Non-coding variants of TCF7L2 may influence glucose homeostasis by changing transcription (regulation) or splicing and may do so in a tissue-specific fashion. To our knowledge, this is the first study to examine the role of ethnicity and genotype in TCF7L2 gene expression or the role of muscle and adipocyte TCF7L2 expression in insulin sensitivity. We found no genotypic effects on TCF7L2 expression levels in adipose or muscle, nor any correlation of TCF7L2 mRNA levels with SI or BMI. In contrast, we did find a trend towards genotype determination of gene expression in transformed lymphocytes, where expression was decreased in African American and Europid non-diabetic individuals, but increased in diabetic individuals with the TT risk genotype. As this study was small (24 non-diabetic individuals, 30 diabetic individuals) and included two ethnic groups that themselves show differences in expression, this unexpected finding requires further study. Because individuals for whom transformed lymphocytes were available were not the individuals who had undergone adipose and muscle biopsies, we were unable to examine the correlation in gene expression between these tissues. Given the multiple splice forms of TCF7L2, the lack of genotype effect on total TCF7L2 expression measured in this study and the lack of correlation of adipocyte or muscle TCF7L2 expression with SI, we believe that tissue-specific splicing deserves further study.

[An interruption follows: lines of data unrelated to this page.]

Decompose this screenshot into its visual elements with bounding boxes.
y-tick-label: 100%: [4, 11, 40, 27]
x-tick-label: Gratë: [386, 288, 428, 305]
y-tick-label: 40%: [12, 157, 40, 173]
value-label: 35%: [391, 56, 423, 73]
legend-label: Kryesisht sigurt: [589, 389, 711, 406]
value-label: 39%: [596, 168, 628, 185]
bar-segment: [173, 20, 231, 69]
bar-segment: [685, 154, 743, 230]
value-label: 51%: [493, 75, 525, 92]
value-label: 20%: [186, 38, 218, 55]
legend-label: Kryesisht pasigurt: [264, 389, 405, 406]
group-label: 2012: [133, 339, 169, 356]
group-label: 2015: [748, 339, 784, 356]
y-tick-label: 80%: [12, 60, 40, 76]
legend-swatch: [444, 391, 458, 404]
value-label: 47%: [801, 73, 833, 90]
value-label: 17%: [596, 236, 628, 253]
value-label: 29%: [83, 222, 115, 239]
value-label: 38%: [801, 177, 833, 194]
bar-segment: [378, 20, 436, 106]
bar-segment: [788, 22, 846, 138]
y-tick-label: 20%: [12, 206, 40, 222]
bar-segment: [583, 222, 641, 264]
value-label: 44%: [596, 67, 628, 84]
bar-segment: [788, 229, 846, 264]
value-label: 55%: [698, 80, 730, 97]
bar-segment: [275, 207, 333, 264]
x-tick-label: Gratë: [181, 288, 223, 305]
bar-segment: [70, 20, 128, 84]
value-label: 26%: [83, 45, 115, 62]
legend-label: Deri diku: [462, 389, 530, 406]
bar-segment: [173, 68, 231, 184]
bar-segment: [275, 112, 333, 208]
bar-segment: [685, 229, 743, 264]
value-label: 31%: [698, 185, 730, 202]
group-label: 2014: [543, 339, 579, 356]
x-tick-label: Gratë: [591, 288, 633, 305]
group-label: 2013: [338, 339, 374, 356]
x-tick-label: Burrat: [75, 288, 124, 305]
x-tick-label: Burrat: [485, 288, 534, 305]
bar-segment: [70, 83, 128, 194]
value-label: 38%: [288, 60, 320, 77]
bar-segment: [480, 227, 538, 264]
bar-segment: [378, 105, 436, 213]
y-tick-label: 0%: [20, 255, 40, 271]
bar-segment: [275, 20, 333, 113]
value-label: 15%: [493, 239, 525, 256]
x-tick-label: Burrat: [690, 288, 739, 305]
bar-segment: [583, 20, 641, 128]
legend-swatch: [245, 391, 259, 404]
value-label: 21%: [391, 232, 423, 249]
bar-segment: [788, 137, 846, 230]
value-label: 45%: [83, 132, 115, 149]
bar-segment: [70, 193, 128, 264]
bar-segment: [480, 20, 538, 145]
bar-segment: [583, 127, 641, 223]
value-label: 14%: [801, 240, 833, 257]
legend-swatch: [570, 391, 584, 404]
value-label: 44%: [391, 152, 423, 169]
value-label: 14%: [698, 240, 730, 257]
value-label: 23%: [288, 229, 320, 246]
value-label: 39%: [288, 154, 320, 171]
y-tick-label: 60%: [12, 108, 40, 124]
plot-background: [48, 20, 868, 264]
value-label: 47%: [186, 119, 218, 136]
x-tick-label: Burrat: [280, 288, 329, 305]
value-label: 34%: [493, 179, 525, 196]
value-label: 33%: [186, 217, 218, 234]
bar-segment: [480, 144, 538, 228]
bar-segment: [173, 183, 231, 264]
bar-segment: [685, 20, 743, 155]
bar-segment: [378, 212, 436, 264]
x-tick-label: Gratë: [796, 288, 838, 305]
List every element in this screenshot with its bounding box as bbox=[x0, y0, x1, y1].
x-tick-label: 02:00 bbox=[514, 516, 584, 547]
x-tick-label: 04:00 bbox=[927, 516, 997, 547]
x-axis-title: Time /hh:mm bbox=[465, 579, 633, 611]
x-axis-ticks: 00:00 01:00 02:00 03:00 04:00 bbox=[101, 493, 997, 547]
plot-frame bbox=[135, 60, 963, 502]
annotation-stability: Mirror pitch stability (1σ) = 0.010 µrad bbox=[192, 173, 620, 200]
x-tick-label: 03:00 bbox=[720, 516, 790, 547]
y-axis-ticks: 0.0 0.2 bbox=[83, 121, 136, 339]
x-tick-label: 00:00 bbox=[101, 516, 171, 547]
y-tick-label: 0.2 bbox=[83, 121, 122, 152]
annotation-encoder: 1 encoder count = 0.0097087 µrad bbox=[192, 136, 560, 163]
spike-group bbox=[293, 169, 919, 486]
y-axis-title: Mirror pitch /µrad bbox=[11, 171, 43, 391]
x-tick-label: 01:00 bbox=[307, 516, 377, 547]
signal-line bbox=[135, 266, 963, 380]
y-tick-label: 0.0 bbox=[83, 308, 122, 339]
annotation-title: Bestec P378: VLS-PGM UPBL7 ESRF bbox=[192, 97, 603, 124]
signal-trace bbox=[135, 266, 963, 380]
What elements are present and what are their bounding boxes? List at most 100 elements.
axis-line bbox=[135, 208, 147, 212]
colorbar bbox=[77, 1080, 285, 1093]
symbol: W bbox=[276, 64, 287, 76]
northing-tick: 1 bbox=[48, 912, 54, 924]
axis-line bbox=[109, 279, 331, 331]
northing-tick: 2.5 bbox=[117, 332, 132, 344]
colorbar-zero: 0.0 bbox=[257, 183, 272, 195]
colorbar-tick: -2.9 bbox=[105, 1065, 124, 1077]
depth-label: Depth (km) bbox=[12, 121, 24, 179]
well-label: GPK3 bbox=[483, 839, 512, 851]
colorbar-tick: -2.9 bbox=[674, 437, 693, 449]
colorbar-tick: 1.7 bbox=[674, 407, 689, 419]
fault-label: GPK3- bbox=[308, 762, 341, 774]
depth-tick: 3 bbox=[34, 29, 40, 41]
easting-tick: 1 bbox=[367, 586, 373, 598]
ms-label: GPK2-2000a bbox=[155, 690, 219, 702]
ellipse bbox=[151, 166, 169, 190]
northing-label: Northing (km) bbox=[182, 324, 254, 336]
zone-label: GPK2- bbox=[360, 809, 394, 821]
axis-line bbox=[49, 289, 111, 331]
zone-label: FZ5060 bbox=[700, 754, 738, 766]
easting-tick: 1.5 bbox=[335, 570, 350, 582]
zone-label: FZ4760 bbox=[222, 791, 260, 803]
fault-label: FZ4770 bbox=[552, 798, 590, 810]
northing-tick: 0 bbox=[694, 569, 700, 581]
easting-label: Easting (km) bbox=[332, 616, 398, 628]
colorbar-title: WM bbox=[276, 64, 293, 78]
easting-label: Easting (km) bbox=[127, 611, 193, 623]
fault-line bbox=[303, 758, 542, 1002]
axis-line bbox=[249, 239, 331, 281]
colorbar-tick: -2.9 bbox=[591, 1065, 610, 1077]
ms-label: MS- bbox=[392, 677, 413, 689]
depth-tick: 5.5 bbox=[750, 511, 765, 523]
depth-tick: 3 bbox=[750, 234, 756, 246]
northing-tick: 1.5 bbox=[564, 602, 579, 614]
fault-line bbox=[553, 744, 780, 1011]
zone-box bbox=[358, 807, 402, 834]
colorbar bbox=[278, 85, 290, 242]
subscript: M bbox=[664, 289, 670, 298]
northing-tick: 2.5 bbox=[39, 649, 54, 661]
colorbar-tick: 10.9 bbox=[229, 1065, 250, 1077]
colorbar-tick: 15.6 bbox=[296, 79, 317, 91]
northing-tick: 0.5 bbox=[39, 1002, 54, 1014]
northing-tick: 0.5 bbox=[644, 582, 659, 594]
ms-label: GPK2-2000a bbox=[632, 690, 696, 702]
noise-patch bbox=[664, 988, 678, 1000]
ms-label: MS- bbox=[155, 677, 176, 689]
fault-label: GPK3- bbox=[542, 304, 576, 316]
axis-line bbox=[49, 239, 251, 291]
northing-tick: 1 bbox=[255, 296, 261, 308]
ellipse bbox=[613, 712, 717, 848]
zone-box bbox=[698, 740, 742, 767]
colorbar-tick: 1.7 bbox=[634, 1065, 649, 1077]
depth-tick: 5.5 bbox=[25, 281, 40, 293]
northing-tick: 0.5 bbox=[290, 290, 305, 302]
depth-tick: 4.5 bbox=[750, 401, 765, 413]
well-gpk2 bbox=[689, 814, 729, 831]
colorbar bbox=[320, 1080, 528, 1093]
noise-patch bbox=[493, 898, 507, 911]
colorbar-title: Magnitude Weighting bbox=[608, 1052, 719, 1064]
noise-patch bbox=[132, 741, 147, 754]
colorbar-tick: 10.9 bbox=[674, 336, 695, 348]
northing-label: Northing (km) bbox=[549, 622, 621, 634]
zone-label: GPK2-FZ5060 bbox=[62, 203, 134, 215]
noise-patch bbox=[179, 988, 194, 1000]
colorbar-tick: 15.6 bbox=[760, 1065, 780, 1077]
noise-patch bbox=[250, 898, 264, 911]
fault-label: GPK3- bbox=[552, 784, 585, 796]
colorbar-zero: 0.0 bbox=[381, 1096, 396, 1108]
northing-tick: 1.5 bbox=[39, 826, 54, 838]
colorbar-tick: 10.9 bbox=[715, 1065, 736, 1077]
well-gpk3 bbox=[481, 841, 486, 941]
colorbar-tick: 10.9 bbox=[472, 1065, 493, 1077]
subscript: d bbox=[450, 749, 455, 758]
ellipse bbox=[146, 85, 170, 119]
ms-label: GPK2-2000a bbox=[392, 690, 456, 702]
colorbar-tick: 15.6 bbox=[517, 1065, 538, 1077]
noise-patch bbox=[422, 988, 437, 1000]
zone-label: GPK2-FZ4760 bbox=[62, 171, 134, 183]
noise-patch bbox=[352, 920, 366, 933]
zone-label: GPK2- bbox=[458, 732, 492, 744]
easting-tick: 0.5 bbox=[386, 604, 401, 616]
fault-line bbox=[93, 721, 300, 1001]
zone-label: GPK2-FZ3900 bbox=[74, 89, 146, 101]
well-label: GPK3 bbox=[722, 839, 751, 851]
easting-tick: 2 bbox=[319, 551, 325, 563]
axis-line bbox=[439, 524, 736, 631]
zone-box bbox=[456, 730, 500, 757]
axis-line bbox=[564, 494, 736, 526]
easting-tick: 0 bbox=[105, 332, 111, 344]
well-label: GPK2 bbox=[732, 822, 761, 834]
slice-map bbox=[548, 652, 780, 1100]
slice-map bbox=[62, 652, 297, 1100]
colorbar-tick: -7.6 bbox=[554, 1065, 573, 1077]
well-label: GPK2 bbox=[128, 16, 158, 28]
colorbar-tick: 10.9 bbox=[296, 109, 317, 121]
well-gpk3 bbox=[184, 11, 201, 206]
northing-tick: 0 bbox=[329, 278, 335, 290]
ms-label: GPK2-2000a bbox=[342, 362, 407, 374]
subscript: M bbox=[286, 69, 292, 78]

This work was supported by grants from National Institutes of Health/National Institute of Diabetes, Digestive and Kidney Disease (NIH/NIDDK) DK39311 (S. C. Elbein), DK71277 (P. A. Kern) and by the Research Service of the Department of Veterans Affairs (Merit funds to S. C. Elbein, P. A. Kern and N. Rasouli; REAP funds). Participants ascertainment was supported in part by grants from the American Diabetes Association (S. C. Elbein), NIH/NIDDK DK59311 (S. C. Elbein) and by the General Clinical Research Center, grant M01RR14288 from National Center for Research Resources (National Institutes of Health), to the University of Arkansas for Medical Sciences.
Duality of interest
The authors declare that there is no duality of interest associated with this study.